Опубликовано в журнале Иностранная литература, номер 7, 2018
Симона Вейль Тетради
1933–1942: В 2 тт. / Пер. с
франц., сост. и примеч. П. Епифанова; статьи П. Епифанова и О. Панкратьева. —
СПб.: Издательство Ивана Лимбаха, 2016
Симона Вейль (1909–1943) была парижанкой, дочерью состоятельных родителей, французской еврейкой, философом, преподавателем, внепартийной участницей политической и профсоюзной борьбы 1930-х годов, искавшей свой путь между марксизмом и анархо-синдикализмом, агностиком, мистиком, христианкой вне церкви. Легенда гласит, что она умерла оттого, что стала потреблять столько пищи, сколько узники концлагерей, и при этом очень много работала. Факты свидетельствуют, что в 1930-е годы она пошла рабочей на завод, чтобы прочувствовать механику и воздействие неквалифицированного труда, и не раз отправлялась на сбор винограда вместе с обычными крестьянами, чтобы понять также и сущность труда сельского. Когда она уехала на Испанскую войну, за нею в ужасе бросились родители; им удалось найти ее и в буквальном смысле спасти — близорукая, она обварила ногу и вышла из строя, толком не приняв участия ни в одном сражении против Франко и его фалангистов.

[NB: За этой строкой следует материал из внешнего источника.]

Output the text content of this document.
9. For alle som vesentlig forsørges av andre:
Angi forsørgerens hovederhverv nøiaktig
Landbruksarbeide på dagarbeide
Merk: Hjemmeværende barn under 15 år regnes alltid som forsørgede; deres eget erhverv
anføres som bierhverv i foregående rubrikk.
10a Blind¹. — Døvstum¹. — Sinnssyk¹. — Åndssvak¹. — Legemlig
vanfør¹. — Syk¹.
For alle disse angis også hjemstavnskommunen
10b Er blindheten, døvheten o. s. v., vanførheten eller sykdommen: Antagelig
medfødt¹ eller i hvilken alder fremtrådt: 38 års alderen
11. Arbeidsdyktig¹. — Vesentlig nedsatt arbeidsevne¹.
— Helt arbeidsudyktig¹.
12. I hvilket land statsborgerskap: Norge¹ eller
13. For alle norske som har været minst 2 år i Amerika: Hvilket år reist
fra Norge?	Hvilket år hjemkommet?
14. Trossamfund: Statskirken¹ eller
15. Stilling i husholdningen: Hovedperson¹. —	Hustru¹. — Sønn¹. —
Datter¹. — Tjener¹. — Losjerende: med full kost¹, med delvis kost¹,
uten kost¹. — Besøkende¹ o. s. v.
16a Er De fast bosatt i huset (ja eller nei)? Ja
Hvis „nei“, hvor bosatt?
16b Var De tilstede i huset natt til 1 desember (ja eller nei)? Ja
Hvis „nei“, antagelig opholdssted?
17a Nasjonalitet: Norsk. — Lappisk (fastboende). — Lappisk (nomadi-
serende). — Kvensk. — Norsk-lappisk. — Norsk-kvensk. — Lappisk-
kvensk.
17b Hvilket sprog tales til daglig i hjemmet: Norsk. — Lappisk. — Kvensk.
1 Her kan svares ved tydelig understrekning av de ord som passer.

Свой духовный опыт она фиксировала в записных тетрадях. После ее смерти Гюстав Тибон, которому она фактически завещала рукописи, издал книгу «Тяжесть и благодать» (вариант перевода — «Сила тяжести…»), составленную из отдельных записей, сгруппированных тематически. В 1950–1960-е годы книга привлекла широкое внимание (по всей Европе и не только); в ряд почитателей Симоны Вейль встали Андре Жид, Франсуа Мориак, Томас Стернз Элиот, Габриэль Марсель, Альбер Камю, Чеслав Милош, Янош Пилинский, Филипп Жакоте, римский папа Павел VI и другие.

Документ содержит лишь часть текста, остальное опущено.